People take refuge under tables at Wellington Airport during the quake. Photo / Greg Bowker
I was waiting for Patrick Gower to send us the latest political poll results to see if Labour's "man-ban" debacle had had any impact.
The Press Gallery sits alongside the Beehive and all I can say is, thank God for Stalinist architecture.
It's a long, skinny, two-storeyed building, unattractive, solid concrete, with small impractical windows. No chance of it toppling over. The Treasury could topple on to us but it is built like the proverbial brick s*** house.
The most scary thing about our offices is the prospect of the floors opening up and dropping us into the parliamentary swimming pool below.
Several times yesterday afternoon we had rushed to our respective doorways, Felix from Newstalk ZB, Jane from Radio New Zealand, Andrea from Fairfax and me, wondering if this was a big one (we hunt as a pack, we panic as a pack).
Just after 5pm we wondered no more. We dived to our positions under the door frames. The photos lining the gallery corridor swung back and forth on their strings.
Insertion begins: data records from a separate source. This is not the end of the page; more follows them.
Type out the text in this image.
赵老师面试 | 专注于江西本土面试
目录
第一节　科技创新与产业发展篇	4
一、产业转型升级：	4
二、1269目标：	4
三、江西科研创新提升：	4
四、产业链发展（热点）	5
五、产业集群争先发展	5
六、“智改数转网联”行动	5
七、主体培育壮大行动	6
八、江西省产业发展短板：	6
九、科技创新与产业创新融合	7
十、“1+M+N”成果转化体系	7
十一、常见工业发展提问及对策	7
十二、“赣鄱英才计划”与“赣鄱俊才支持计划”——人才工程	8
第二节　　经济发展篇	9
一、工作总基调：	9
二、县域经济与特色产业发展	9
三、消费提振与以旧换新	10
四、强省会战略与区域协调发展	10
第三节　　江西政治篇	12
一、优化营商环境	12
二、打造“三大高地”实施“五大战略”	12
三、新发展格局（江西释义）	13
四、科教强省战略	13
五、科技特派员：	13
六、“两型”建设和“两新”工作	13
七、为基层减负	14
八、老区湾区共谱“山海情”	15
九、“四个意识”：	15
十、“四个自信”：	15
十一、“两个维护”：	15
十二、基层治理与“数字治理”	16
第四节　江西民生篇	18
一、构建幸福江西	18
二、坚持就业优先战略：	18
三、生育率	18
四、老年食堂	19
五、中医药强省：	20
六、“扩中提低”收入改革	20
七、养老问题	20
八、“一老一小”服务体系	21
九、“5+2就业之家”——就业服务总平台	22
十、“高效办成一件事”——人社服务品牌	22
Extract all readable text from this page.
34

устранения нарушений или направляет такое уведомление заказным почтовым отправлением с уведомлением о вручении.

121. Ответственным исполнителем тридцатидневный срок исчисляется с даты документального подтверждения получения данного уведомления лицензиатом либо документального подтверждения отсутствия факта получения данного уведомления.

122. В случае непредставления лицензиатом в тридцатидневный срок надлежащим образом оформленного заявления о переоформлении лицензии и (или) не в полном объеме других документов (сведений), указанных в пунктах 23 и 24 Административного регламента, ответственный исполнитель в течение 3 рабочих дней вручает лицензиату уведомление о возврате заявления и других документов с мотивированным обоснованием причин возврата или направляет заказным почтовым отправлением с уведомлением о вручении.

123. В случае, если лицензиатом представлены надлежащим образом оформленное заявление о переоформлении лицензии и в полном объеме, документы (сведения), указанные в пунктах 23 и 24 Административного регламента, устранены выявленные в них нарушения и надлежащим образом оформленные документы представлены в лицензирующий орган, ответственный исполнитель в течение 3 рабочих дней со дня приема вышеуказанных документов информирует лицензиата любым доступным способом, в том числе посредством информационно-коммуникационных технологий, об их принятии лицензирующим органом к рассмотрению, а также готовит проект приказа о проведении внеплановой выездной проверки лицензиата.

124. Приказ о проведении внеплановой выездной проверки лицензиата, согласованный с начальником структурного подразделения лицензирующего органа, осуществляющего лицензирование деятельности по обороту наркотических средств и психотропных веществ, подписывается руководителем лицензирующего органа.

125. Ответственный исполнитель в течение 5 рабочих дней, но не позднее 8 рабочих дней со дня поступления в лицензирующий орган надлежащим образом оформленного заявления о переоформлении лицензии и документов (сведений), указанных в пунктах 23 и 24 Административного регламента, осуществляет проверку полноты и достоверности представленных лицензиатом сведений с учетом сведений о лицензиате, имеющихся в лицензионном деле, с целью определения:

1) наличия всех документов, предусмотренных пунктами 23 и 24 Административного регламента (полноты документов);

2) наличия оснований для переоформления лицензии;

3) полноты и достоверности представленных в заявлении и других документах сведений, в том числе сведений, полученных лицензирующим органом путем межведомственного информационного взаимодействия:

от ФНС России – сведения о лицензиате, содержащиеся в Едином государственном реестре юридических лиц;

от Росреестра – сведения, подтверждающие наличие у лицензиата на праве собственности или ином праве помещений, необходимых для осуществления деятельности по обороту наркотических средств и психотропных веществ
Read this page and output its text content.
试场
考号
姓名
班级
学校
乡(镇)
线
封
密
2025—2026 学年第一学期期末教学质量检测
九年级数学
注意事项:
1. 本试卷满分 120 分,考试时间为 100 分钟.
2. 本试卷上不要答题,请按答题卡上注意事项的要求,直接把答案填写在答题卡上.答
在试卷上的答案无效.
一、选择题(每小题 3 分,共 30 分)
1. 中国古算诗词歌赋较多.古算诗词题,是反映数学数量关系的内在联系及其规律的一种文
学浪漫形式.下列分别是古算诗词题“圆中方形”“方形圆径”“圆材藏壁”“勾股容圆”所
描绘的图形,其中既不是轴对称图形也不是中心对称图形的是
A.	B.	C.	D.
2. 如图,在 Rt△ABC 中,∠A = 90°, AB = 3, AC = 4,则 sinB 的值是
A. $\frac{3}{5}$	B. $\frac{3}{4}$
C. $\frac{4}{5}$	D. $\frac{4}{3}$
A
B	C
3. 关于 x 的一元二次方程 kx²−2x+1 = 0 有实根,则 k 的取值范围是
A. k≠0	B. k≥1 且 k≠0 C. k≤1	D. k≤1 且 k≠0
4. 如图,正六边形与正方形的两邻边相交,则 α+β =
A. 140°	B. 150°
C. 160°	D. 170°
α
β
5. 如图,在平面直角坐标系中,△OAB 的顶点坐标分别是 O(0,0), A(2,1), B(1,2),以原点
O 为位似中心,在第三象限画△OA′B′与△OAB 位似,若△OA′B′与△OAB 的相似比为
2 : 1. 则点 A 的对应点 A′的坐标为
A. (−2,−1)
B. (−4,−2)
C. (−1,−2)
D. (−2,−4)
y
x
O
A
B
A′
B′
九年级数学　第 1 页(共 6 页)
This quake was harder, louder and longer than any of us had ever felt. There was a lot of swearing, a lot of Oh-my-Gods and fast-beating hearts.
The box marked Winston Peters and Owen Glenn came flying off the shelf in the Herald office, along with David McGee's Parliamentary Practice in New Zealand and many other files.
At least the floor didn't open up and throw us into the pool.
Image 1 of 39: Countdown supermarket in Lower Hutt after the earthquake. Photo / Kim D
We headed out to the safety of the open space on the parliamentary forecourt, where a few security guards and members of the public had gathered. Gail Keoghan and her 8-year-old son, Callum, had just rushed up from the waterfront. The dock she'd been standing on was swaying.
People had been yelling to run for higher ground. They had headed to Parliament from Lambton Quay, where broken glass from some older buildings littered the streets.
Gail is from Nelson and tears welled up at the prospect of having to spend another night in her Wellington hotel.
She had been frightened enough by the five-point-something quake on Friday. Now she wishes she had gone home.
She found some solace from a couple from the Kate Sheppard apartments who managed to take a couple of iPhone pics of their living-room chaos before heading across to the safety of Parliament Grounds.
Paddy Gower emailed the poll results out under embargo at 5.30pm but I decided to follow the sirens up Molesworth and into Aitken St.
Down the end, dozens of people in the seven-storey apartment block above the Subway outlet had been evacuated. The quake had ruptured pipes and water was pouring down into Subway like a waterfall.
I bumped into a couple of other Herald reporters out chasing stories and headed back to the gallery to contemplate how the quake would affect events this week - whether John Key's trip to Korea would be in doubt. He cancelled his trip to Europe in September 2010 after the first Christchurch earthquake, in which no lives were lost.